While they beat the maintenance worker with the butts of their guns and smashed the office’s computers, one of the masked men mentioned that he knew who Tariq was, that he knew Tariq’s history of educating Pakistani girls, his plans to turn them against true muslim religion and culture.
After just fifteen minutes, they were gone again. Tariq doesn’t know why they didn’t take him with them, as his province of Balochistan sees regular abductions and murders and sectarian violence (see documentary below). Balochistan is also home to separatist movements, notably the hyper-nationalist Baloch Liberation Army.
Estimates for numbers of the disappeared Baloch people vary greatly, from 1,000 to about 20,000. Since 2010, Human Rights Watch has documented first hand accounts of disappearances, which often happen in broad daylight.
After the incident in his school, Tariq feared for his life; said he needed to get out of Pakistan. So he applied for and received a J1 visa, a cultural exchange program run by the US State Department. After the visa expires, J1 recipients are supposed to return to their home countries.

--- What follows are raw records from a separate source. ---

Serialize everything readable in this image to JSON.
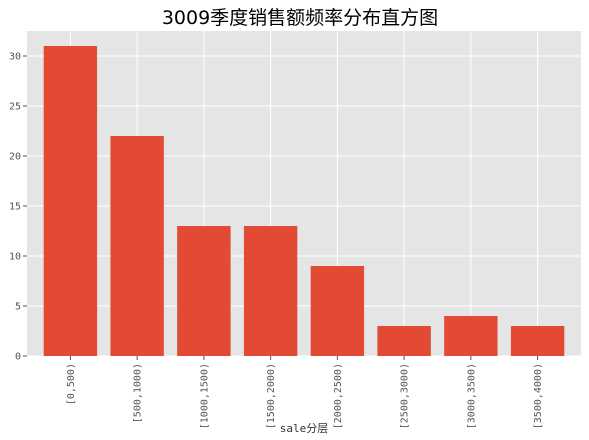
{
  "chart_data": {
    "type": "bar",
    "title": "3009季度销售额频率分布直方图",
    "xlabel": "sale分层",
    "ylabel": "",
    "categories": [
      "[0,500)",
      "[500,1000)",
      "[1000,1500)",
      "[1500,2000)",
      "[2000,2500)",
      "[2500,3000)",
      "[3000,3500)",
      "[3500,4000)"
    ],
    "values": [
      31,
      22,
      13,
      13,
      9,
      3,
      4,
      3
    ],
    "ylim": [
      0,
      32.5
    ],
    "yticks": [
      0,
      5,
      10,
      15,
      20,
      25,
      30
    ],
    "grid": true,
    "bar_color": "#E24A33",
    "background_color": "#E5E5E5",
    "grid_color": "#FFFFFF"
  }
}
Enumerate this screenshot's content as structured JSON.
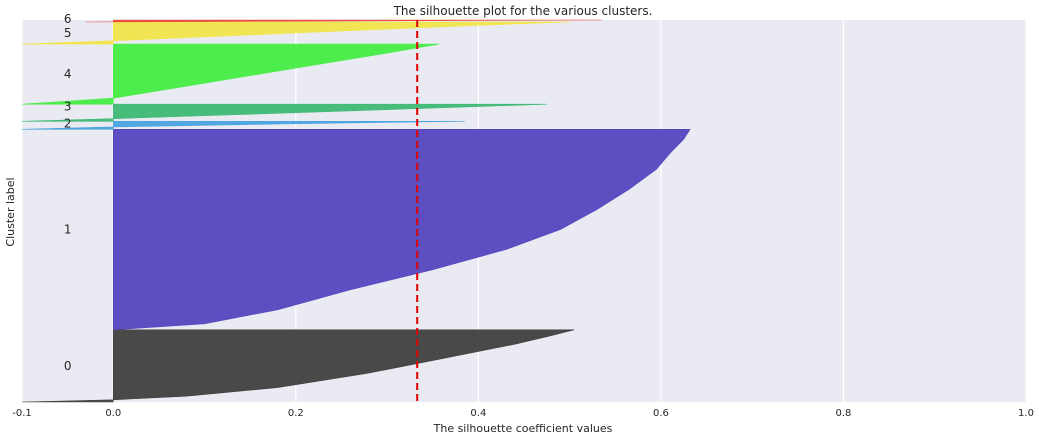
{
  "chart_data": {
    "type": "area",
    "title": "The silhouette plot for the various clusters.",
    "xlabel": "The silhouette coefficient values",
    "ylabel": "Cluster label",
    "xlim": [
      -0.1,
      1.0
    ],
    "ylim": [
      0,
      381
    ],
    "xticks": [
      -0.1,
      0.0,
      0.2,
      0.4,
      0.6,
      0.8,
      1.0
    ],
    "xtick_labels": [
      "-0.1",
      "0.0",
      "0.2",
      "0.4",
      "0.6",
      "0.8",
      "1.0"
    ],
    "grid": true,
    "average_silhouette": 0.333,
    "clusters": [
      {
        "label": "0",
        "y_lower": 0,
        "y_upper": 72,
        "max": 0.505,
        "min": -0.1,
        "color": "#404040",
        "profile": [
          [
            0,
            -0.1
          ],
          [
            0.03,
            0.0
          ],
          [
            0.08,
            0.08
          ],
          [
            0.2,
            0.18
          ],
          [
            0.4,
            0.28
          ],
          [
            0.6,
            0.36
          ],
          [
            0.8,
            0.44
          ],
          [
            0.92,
            0.48
          ],
          [
            1,
            0.505
          ]
        ]
      },
      {
        "label": "1",
        "y_lower": 72,
        "y_upper": 272,
        "max": 0.632,
        "min": 0.0,
        "color": "#5546bf",
        "profile": [
          [
            0,
            0.0
          ],
          [
            0.03,
            0.1
          ],
          [
            0.1,
            0.18
          ],
          [
            0.2,
            0.26
          ],
          [
            0.3,
            0.35
          ],
          [
            0.4,
            0.43
          ],
          [
            0.5,
            0.49
          ],
          [
            0.6,
            0.53
          ],
          [
            0.7,
            0.565
          ],
          [
            0.8,
            0.595
          ],
          [
            0.88,
            0.61
          ],
          [
            0.95,
            0.625
          ],
          [
            1,
            0.632
          ]
        ]
      },
      {
        "label": "2",
        "y_lower": 272,
        "y_upper": 280,
        "max": 0.385,
        "min": -0.1,
        "color": "#4aa3df",
        "profile": [
          [
            0,
            -0.1
          ],
          [
            0.3,
            0.0
          ],
          [
            0.7,
            0.2
          ],
          [
            1,
            0.385
          ]
        ]
      },
      {
        "label": "3",
        "y_lower": 280,
        "y_upper": 297,
        "max": 0.475,
        "min": -0.1,
        "color": "#3fba74",
        "profile": [
          [
            0,
            -0.1
          ],
          [
            0.15,
            0.0
          ],
          [
            0.5,
            0.2
          ],
          [
            1,
            0.475
          ]
        ]
      },
      {
        "label": "4",
        "y_lower": 297,
        "y_upper": 357,
        "max": 0.357,
        "min": -0.1,
        "color": "#45ed45",
        "profile": [
          [
            0,
            -0.1
          ],
          [
            0.1,
            0.0
          ],
          [
            0.3,
            0.08
          ],
          [
            0.6,
            0.2
          ],
          [
            0.85,
            0.3
          ],
          [
            1,
            0.357
          ]
        ]
      },
      {
        "label": "5",
        "y_lower": 357,
        "y_upper": 379,
        "max": 0.5,
        "min": -0.1,
        "color": "#f1e54a",
        "profile": [
          [
            0,
            -0.1
          ],
          [
            0.15,
            0.0
          ],
          [
            0.5,
            0.2
          ],
          [
            0.85,
            0.4
          ],
          [
            1,
            0.5
          ]
        ]
      },
      {
        "label": "6",
        "y_lower": 379,
        "y_upper": 381,
        "max": 0.535,
        "min": -0.03,
        "color": "#e84a3f",
        "profile": [
          [
            0,
            -0.03
          ],
          [
            0.4,
            0.2
          ],
          [
            1,
            0.535
          ]
        ]
      }
    ]
  }
}
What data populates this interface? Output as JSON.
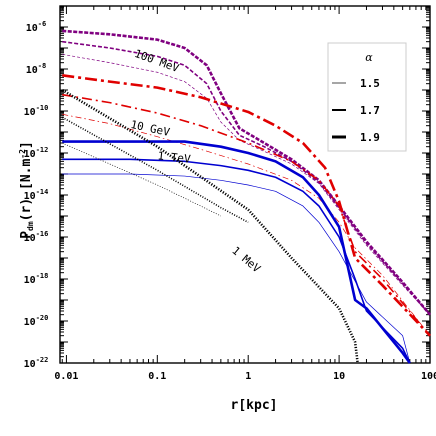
{
  "chart_data": {
    "type": "line",
    "xscale": "log",
    "yscale": "log",
    "xlim": [
      0.0085,
      100
    ],
    "ylim": [
      1e-22,
      1e-05
    ],
    "xlabel": "r[kpc]",
    "ylabel_main": "P",
    "ylabel_sub": "dm",
    "ylabel_rest": "(r)  [N.m",
    "ylabel_exp": "-2",
    "ylabel_end": "]",
    "x_ticks": [
      {
        "value": 0.01,
        "label": "0.01"
      },
      {
        "value": 0.1,
        "label": "0.1"
      },
      {
        "value": 1,
        "label": "1"
      },
      {
        "value": 10,
        "label": "10"
      },
      {
        "value": 100,
        "label": "100"
      }
    ],
    "y_ticks": [
      {
        "value": 1e-06,
        "base": "10",
        "exp": "-6"
      },
      {
        "value": 1e-08,
        "base": "10",
        "exp": "-8"
      },
      {
        "value": 1e-10,
        "base": "10",
        "exp": "-10"
      },
      {
        "value": 1e-12,
        "base": "10",
        "exp": "-12"
      },
      {
        "value": 1e-14,
        "base": "10",
        "exp": "-14"
      },
      {
        "value": 1e-16,
        "base": "10",
        "exp": "-16"
      },
      {
        "value": 1e-18,
        "base": "10",
        "exp": "-18"
      },
      {
        "value": 1e-20,
        "base": "10",
        "exp": "-20"
      },
      {
        "value": 1e-22,
        "base": "10",
        "exp": "-22"
      }
    ],
    "legend": {
      "title": "α",
      "entries": [
        {
          "label": "1.5",
          "weight": "thin"
        },
        {
          "label": "1.7",
          "weight": "medium"
        },
        {
          "label": "1.9",
          "weight": "thick"
        }
      ]
    },
    "annotations": [
      {
        "text": "100 MeV",
        "x": 0.055,
        "y": 4e-08,
        "rotation": 20
      },
      {
        "text": "10 GeV",
        "x": 0.05,
        "y": 1.6e-11,
        "rotation": 12
      },
      {
        "text": "1 TeV",
        "x": 0.1,
        "y": 5e-13,
        "rotation": 6
      },
      {
        "text": "1 MeV",
        "x": 0.65,
        "y": 2e-17,
        "rotation": 40
      }
    ],
    "series": [
      {
        "group": "100 MeV",
        "alpha": "1.5",
        "color": "#800080",
        "style": "dashed",
        "weight": "thin",
        "points": [
          [
            0.009,
            5e-08
          ],
          [
            0.03,
            2e-08
          ],
          [
            0.1,
            7e-09
          ],
          [
            0.2,
            2.5e-09
          ],
          [
            0.35,
            4e-10
          ],
          [
            0.5,
            3e-11
          ],
          [
            0.8,
            4e-12
          ],
          [
            1.5,
            1.2e-12
          ],
          [
            3,
            3e-13
          ],
          [
            6,
            3.5e-14
          ],
          [
            10,
            2e-15
          ],
          [
            20,
            4e-17
          ],
          [
            50,
            5e-19
          ],
          [
            100,
            2e-20
          ]
        ]
      },
      {
        "group": "100 MeV",
        "alpha": "1.7",
        "color": "#800080",
        "style": "dashed",
        "weight": "medium",
        "points": [
          [
            0.009,
            2e-07
          ],
          [
            0.03,
            1e-07
          ],
          [
            0.1,
            4e-08
          ],
          [
            0.2,
            1.5e-08
          ],
          [
            0.35,
            2e-09
          ],
          [
            0.5,
            1e-10
          ],
          [
            0.8,
            7e-12
          ],
          [
            1.5,
            2e-12
          ],
          [
            3,
            4e-13
          ],
          [
            6,
            4e-14
          ],
          [
            10,
            2.5e-15
          ],
          [
            20,
            5e-17
          ],
          [
            50,
            6e-19
          ],
          [
            100,
            2e-20
          ]
        ]
      },
      {
        "group": "100 MeV",
        "alpha": "1.9",
        "color": "#800080",
        "style": "dashed",
        "weight": "thick",
        "points": [
          [
            0.009,
            6.5e-07
          ],
          [
            0.03,
            4.5e-07
          ],
          [
            0.1,
            2.5e-07
          ],
          [
            0.2,
            1e-07
          ],
          [
            0.35,
            1.5e-08
          ],
          [
            0.5,
            7e-10
          ],
          [
            0.8,
            1.5e-11
          ],
          [
            1.5,
            3e-12
          ],
          [
            3,
            5e-13
          ],
          [
            6,
            5e-14
          ],
          [
            10,
            3e-15
          ],
          [
            20,
            6e-17
          ],
          [
            50,
            7e-19
          ],
          [
            100,
            2e-20
          ]
        ]
      },
      {
        "group": "10 GeV",
        "alpha": "1.5",
        "color": "#e00000",
        "style": "dashdot",
        "weight": "thin",
        "points": [
          [
            0.009,
            7e-11
          ],
          [
            0.03,
            2.5e-11
          ],
          [
            0.1,
            6e-12
          ],
          [
            0.3,
            1.5e-12
          ],
          [
            1,
            3e-13
          ],
          [
            3,
            5e-14
          ],
          [
            6,
            7e-15
          ],
          [
            10,
            5e-16
          ],
          [
            15,
            3e-17
          ],
          [
            30,
            1.5e-18
          ],
          [
            100,
            2e-21
          ]
        ]
      },
      {
        "group": "10 GeV",
        "alpha": "1.7",
        "color": "#e00000",
        "style": "dashdot",
        "weight": "medium",
        "points": [
          [
            0.009,
            6e-10
          ],
          [
            0.03,
            2.5e-10
          ],
          [
            0.1,
            8e-11
          ],
          [
            0.3,
            2e-11
          ],
          [
            1,
            3e-12
          ],
          [
            3,
            4e-13
          ],
          [
            6,
            5e-14
          ],
          [
            10,
            3e-15
          ],
          [
            15,
            2e-17
          ],
          [
            30,
            1e-18
          ],
          [
            100,
            2e-21
          ]
        ]
      },
      {
        "group": "10 GeV",
        "alpha": "1.9",
        "color": "#e00000",
        "style": "dashdot",
        "weight": "thick",
        "points": [
          [
            0.009,
            5e-09
          ],
          [
            0.03,
            2.5e-09
          ],
          [
            0.1,
            1.3e-09
          ],
          [
            0.3,
            4.5e-10
          ],
          [
            1,
            9e-11
          ],
          [
            2,
            2e-11
          ],
          [
            4,
            3e-12
          ],
          [
            7,
            2e-13
          ],
          [
            10,
            5e-15
          ],
          [
            15,
            1e-17
          ],
          [
            30,
            5e-19
          ],
          [
            100,
            2e-21
          ]
        ]
      },
      {
        "group": "1 TeV",
        "alpha": "1.5",
        "color": "#0000d0",
        "style": "solid",
        "weight": "thin",
        "points": [
          [
            0.009,
            1e-13
          ],
          [
            0.05,
            1e-13
          ],
          [
            0.2,
            8e-14
          ],
          [
            0.5,
            5e-14
          ],
          [
            1,
            3e-14
          ],
          [
            2,
            1.5e-14
          ],
          [
            4,
            3e-15
          ],
          [
            6,
            5e-16
          ],
          [
            10,
            2e-17
          ],
          [
            20,
            8e-20
          ],
          [
            50,
            2e-21
          ],
          [
            60,
            1e-22
          ]
        ]
      },
      {
        "group": "1 TeV",
        "alpha": "1.7",
        "color": "#0000d0",
        "style": "solid",
        "weight": "medium",
        "points": [
          [
            0.009,
            5e-13
          ],
          [
            0.05,
            5e-13
          ],
          [
            0.2,
            4e-13
          ],
          [
            0.5,
            2.5e-13
          ],
          [
            1,
            1.5e-13
          ],
          [
            2,
            7e-14
          ],
          [
            4,
            1.5e-14
          ],
          [
            6,
            3e-15
          ],
          [
            10,
            1e-16
          ],
          [
            15,
            1e-18
          ],
          [
            20,
            3e-20
          ],
          [
            50,
            5e-22
          ],
          [
            60,
            1e-22
          ]
        ]
      },
      {
        "group": "1 TeV",
        "alpha": "1.9",
        "color": "#0000d0",
        "style": "solid",
        "weight": "thick",
        "points": [
          [
            0.009,
            3.5e-12
          ],
          [
            0.05,
            3.5e-12
          ],
          [
            0.2,
            3.5e-12
          ],
          [
            0.5,
            2e-12
          ],
          [
            1,
            1e-12
          ],
          [
            2,
            4e-13
          ],
          [
            4,
            7e-14
          ],
          [
            6,
            1e-14
          ],
          [
            10,
            3e-16
          ],
          [
            15,
            1e-19
          ],
          [
            20,
            4e-20
          ],
          [
            50,
            3e-22
          ],
          [
            60,
            1e-22
          ]
        ]
      },
      {
        "group": "1 MeV",
        "alpha": "1.5",
        "color": "#000000",
        "style": "dotted",
        "weight": "thin",
        "points": [
          [
            0.009,
            3e-12
          ],
          [
            0.1,
            3e-14
          ],
          [
            0.3,
            3e-15
          ],
          [
            0.5,
            1e-15
          ]
        ]
      },
      {
        "group": "1 MeV",
        "alpha": "1.7",
        "color": "#000000",
        "style": "dotted",
        "weight": "medium",
        "points": [
          [
            0.009,
            5e-11
          ],
          [
            0.1,
            1.5e-13
          ],
          [
            0.5,
            2.5e-15
          ],
          [
            1,
            5e-16
          ]
        ]
      },
      {
        "group": "1 MeV",
        "alpha": "1.9",
        "color": "#000000",
        "style": "dotted",
        "weight": "thick",
        "points": [
          [
            0.009,
            1e-09
          ],
          [
            0.1,
            2e-12
          ],
          [
            1,
            2e-15
          ],
          [
            3,
            1e-17
          ],
          [
            10,
            4e-20
          ],
          [
            15,
            1e-21
          ],
          [
            16,
            1e-22
          ]
        ]
      }
    ]
  }
}
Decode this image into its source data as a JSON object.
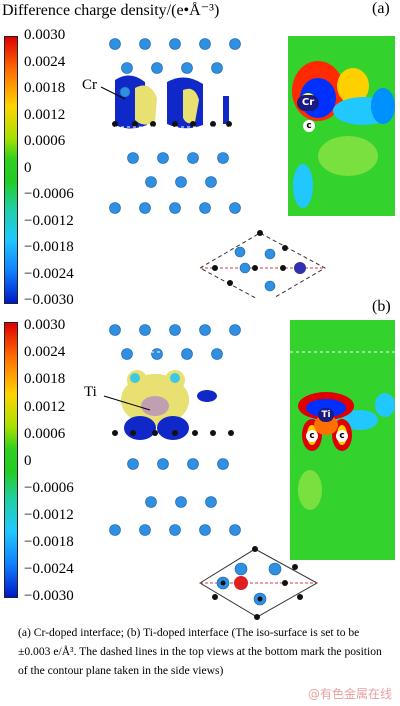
{
  "title": "Difference charge density/(e•Å⁻³)",
  "colorbar_ticks": [
    "0.0030",
    "0.0024",
    "0.0018",
    "0.0012",
    "0.0006",
    "0",
    "−0.0006",
    "−0.0012",
    "−0.0018",
    "−0.0024",
    "−0.0030"
  ],
  "panel_a": {
    "label": "(a)",
    "dopant": "Cr",
    "contour_dopant": "Cr",
    "contour_c": "c"
  },
  "panel_b": {
    "label": "(b)",
    "dopant": "Ti",
    "contour_dopant": "Ti",
    "contour_c": "c"
  },
  "caption": "(a) Cr-doped interface; (b) Ti-doped interface (The iso-surface is set to be ±0.003 e/Å³. The dashed lines in the top views at the bottom mark the position of the contour plane taken in the side views)",
  "watermark": "@有色金属在线"
}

In 2015, Tariq took a plane from Karachi to Washington DC, and when his J1 program was up, he filed for asylum with a personal certainty and faith that it would be granted to him. The USCIS is supposed to schedule asylum interviews within 45 days, with a final decision within 180. But (as of April 2017), the wait time for the initial asylum interview is an estimated 2 to 5 years.
Until Tariq gets that interview, he’s in a state of limbo—legally allowed to stay in the United States, though unable to find good work or afford college.
Tariq moved to Seattle, where he met his fiancé, Catherine Adams. She hadn’t ever met a Muslim before, and she had a conservative, christian upbringing in rural Oregon. She'd only ever heard and seen negative stereotypes of men like Tariq before they met. But they fell in love quickly and are planning to get married late in the summer of 2017. They’ve since moved to Catherine's small hometown of Medford, Oregon.
On this episode, producer Jeff Emtman met the couple for a dinner of Pakistani biryani and apple pie, just three days before their move from Seattle, to Medford.